Up In The Air: It appears that Jason Reitman can do no wrong. “Thank You For Smoking” and “Juno” were excellent, but “Up In The Air” is in a league all by itself. It manages to be both timely and classic, addressing the current American struggle with unemployment and the constant American struggle with individualism. And it’s convicting as anything. I mean, I’ve changed behavior in the past week based on conviction from seeing this movie.

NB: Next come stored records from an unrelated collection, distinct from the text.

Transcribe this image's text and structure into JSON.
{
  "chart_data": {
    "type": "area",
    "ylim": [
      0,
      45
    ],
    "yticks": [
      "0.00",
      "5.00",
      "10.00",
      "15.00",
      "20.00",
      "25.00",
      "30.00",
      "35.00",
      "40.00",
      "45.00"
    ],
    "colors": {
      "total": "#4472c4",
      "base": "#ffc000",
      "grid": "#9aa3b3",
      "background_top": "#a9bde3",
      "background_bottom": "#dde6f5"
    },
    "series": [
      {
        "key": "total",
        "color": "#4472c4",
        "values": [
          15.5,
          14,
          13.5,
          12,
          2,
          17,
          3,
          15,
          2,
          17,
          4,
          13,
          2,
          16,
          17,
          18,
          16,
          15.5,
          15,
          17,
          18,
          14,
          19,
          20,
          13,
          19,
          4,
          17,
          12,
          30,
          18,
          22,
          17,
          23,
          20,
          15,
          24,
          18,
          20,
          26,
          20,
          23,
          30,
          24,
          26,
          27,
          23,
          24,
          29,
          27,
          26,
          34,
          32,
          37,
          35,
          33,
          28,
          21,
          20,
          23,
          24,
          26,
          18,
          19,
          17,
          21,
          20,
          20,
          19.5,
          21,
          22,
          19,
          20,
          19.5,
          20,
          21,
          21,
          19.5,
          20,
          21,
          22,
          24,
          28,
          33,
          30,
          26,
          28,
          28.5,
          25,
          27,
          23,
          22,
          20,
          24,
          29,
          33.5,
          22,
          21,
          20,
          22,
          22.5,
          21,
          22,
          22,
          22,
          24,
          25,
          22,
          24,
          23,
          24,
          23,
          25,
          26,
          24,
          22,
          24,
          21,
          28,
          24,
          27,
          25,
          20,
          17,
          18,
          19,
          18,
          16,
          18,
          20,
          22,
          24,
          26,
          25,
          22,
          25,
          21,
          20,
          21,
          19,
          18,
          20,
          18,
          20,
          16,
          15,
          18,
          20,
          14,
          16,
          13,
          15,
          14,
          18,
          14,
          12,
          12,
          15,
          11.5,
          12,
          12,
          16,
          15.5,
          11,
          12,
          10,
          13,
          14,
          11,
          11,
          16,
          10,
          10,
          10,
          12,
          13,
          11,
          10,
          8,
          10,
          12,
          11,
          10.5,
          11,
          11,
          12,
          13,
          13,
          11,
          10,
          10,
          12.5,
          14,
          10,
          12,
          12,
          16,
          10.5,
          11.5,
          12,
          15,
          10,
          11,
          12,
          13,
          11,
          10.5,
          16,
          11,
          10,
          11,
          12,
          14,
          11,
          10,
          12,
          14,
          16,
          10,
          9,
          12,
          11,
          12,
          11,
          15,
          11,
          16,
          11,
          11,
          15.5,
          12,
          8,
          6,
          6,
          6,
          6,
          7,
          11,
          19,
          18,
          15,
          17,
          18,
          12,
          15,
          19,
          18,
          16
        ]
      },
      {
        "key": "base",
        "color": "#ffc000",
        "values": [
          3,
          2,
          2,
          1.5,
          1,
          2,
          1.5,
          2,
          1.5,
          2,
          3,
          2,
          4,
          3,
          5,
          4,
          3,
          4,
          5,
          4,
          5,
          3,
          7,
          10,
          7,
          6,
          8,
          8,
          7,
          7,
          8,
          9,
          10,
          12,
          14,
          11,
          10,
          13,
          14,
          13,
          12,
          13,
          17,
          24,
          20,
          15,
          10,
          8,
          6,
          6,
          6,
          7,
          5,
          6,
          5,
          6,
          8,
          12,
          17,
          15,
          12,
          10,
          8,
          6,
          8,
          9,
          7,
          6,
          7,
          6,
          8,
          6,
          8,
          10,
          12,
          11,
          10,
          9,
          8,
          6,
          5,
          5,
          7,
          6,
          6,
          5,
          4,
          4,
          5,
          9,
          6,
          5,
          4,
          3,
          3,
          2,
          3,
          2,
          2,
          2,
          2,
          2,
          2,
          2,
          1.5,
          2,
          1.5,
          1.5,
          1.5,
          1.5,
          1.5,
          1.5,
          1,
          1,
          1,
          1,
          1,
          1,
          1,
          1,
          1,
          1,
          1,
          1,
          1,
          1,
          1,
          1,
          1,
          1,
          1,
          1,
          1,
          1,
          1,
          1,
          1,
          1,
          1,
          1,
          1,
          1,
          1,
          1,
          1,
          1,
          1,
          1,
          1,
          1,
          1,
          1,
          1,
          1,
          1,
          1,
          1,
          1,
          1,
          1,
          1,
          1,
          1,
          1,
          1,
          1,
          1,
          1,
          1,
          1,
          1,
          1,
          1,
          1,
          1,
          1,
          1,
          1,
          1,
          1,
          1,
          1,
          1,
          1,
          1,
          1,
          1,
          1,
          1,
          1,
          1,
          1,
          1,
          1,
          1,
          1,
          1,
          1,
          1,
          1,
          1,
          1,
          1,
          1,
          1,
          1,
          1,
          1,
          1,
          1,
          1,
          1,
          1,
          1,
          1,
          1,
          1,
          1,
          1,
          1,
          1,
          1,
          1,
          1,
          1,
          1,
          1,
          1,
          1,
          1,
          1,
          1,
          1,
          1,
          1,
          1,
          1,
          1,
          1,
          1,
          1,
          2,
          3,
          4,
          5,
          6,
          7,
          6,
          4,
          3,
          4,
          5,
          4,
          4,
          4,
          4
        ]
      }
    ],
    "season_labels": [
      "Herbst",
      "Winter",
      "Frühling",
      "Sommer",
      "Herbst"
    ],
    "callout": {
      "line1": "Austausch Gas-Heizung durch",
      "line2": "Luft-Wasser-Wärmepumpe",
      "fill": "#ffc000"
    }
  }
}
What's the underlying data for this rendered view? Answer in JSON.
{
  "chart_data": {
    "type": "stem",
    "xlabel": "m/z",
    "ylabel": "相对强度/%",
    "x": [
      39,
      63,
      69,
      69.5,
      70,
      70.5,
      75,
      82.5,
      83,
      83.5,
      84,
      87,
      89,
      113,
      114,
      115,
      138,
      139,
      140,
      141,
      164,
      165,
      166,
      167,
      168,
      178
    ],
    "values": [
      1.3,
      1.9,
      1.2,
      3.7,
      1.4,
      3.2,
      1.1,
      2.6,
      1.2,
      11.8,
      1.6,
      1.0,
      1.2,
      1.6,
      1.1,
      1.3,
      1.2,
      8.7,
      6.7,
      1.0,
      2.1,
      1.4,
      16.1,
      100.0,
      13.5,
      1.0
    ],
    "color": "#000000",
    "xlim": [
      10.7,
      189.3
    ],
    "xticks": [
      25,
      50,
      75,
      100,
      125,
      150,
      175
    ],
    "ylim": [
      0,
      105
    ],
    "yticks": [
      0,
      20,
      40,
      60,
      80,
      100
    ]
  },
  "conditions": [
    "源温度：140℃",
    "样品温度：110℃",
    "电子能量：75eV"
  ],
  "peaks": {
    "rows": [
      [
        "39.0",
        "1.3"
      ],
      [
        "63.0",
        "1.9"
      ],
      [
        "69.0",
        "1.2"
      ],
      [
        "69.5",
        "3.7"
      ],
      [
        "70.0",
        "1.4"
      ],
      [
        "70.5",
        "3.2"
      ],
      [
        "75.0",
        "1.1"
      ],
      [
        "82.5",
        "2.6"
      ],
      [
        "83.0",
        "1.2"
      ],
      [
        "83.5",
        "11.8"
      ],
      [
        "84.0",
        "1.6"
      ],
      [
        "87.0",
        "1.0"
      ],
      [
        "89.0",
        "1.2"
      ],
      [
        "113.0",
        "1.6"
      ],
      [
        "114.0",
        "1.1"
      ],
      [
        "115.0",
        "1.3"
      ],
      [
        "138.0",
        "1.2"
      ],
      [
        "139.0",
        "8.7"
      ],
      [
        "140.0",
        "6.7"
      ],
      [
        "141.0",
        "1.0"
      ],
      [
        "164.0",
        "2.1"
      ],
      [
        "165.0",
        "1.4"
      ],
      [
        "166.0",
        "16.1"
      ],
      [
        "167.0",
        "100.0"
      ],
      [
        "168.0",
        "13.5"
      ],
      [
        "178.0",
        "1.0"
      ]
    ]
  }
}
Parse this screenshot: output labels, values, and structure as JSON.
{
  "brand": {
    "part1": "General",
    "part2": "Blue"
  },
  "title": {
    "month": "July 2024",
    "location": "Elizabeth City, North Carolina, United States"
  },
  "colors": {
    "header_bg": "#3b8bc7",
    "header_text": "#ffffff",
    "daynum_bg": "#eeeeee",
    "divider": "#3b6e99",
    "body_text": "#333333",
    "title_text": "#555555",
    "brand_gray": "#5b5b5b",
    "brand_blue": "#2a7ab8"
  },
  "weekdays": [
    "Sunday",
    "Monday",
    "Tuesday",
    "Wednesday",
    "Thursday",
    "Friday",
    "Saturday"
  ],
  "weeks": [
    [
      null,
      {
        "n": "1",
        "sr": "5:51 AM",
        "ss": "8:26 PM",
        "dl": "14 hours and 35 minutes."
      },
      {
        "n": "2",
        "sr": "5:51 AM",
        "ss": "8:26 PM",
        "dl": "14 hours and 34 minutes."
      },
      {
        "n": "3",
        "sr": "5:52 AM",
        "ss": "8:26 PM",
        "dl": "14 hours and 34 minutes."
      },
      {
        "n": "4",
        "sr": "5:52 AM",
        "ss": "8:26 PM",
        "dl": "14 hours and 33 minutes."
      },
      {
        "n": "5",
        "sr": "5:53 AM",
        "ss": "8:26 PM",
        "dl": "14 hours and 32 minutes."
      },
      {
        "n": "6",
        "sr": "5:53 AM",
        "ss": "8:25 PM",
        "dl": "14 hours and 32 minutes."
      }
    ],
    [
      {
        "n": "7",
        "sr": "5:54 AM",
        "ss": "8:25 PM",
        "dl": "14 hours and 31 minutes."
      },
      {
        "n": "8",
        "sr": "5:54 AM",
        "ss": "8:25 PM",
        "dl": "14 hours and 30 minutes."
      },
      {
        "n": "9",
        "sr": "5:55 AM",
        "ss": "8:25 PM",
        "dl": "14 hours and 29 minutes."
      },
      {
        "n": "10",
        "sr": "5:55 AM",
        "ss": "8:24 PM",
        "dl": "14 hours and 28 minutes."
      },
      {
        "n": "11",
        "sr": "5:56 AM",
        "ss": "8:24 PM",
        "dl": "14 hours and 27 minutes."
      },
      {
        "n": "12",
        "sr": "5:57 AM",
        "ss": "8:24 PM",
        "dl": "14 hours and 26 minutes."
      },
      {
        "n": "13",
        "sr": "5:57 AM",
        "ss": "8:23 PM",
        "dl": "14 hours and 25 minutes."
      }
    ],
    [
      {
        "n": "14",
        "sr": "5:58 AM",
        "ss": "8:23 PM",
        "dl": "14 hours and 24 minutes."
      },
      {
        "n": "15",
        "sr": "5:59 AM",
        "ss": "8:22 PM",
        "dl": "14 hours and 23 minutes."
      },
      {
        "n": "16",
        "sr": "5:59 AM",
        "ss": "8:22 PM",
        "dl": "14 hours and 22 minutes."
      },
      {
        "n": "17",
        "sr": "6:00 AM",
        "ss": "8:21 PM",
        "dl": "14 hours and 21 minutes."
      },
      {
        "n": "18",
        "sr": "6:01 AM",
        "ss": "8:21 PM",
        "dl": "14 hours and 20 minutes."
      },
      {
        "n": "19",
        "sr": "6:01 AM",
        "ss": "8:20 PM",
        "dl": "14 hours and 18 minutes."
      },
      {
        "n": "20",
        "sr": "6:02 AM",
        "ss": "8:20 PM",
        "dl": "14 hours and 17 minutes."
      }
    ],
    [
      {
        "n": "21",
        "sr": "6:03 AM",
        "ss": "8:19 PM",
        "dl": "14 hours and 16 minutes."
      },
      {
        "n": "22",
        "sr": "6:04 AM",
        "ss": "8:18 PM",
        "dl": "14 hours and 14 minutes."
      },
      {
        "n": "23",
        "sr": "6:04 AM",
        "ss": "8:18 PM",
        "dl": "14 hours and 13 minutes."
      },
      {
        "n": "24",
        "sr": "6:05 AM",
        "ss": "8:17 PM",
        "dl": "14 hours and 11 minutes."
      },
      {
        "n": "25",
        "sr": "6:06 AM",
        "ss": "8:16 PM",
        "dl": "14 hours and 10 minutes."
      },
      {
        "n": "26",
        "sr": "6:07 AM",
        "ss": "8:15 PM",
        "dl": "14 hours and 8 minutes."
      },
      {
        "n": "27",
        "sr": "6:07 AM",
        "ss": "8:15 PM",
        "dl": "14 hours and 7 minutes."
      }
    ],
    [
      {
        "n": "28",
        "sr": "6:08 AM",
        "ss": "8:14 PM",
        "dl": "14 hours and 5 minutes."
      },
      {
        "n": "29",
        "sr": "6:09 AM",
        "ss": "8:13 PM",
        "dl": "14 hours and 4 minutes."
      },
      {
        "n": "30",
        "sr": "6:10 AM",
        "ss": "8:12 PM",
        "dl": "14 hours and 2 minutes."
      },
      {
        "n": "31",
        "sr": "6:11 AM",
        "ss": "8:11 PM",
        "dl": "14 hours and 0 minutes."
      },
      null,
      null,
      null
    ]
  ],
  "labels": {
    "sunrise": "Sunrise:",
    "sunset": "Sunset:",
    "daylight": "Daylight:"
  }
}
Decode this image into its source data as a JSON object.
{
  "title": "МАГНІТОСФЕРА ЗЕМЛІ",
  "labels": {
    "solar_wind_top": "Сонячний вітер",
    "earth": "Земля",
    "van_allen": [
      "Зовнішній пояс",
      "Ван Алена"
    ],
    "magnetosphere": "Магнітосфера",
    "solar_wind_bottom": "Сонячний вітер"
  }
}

The Informant!: Matt Damon is getting a lot of supporting actor buzz for his role in “Invictus”, but I hope that the Academy awards him for his super work in Steven Soderbergh’s dark comedy. And if Melanie Lynskey doesn’t get a nod for her performance in this film, maybe she can snag one for “Up In The Air” or “Away We Go.” Where hasn’t she been great? Anyway, the movie is hilarious, a little disturbing and makes you think. And Marvin Hamlisch’s score is perfect.
Honorable Mention: "Star Trek", "An Education", "It Might Get Loud", "The Soloist", "The Brothers Bloom", and "Anvil! The Story Of Anvil."
So those are my ten. What are your picks for Best Picture of the Year?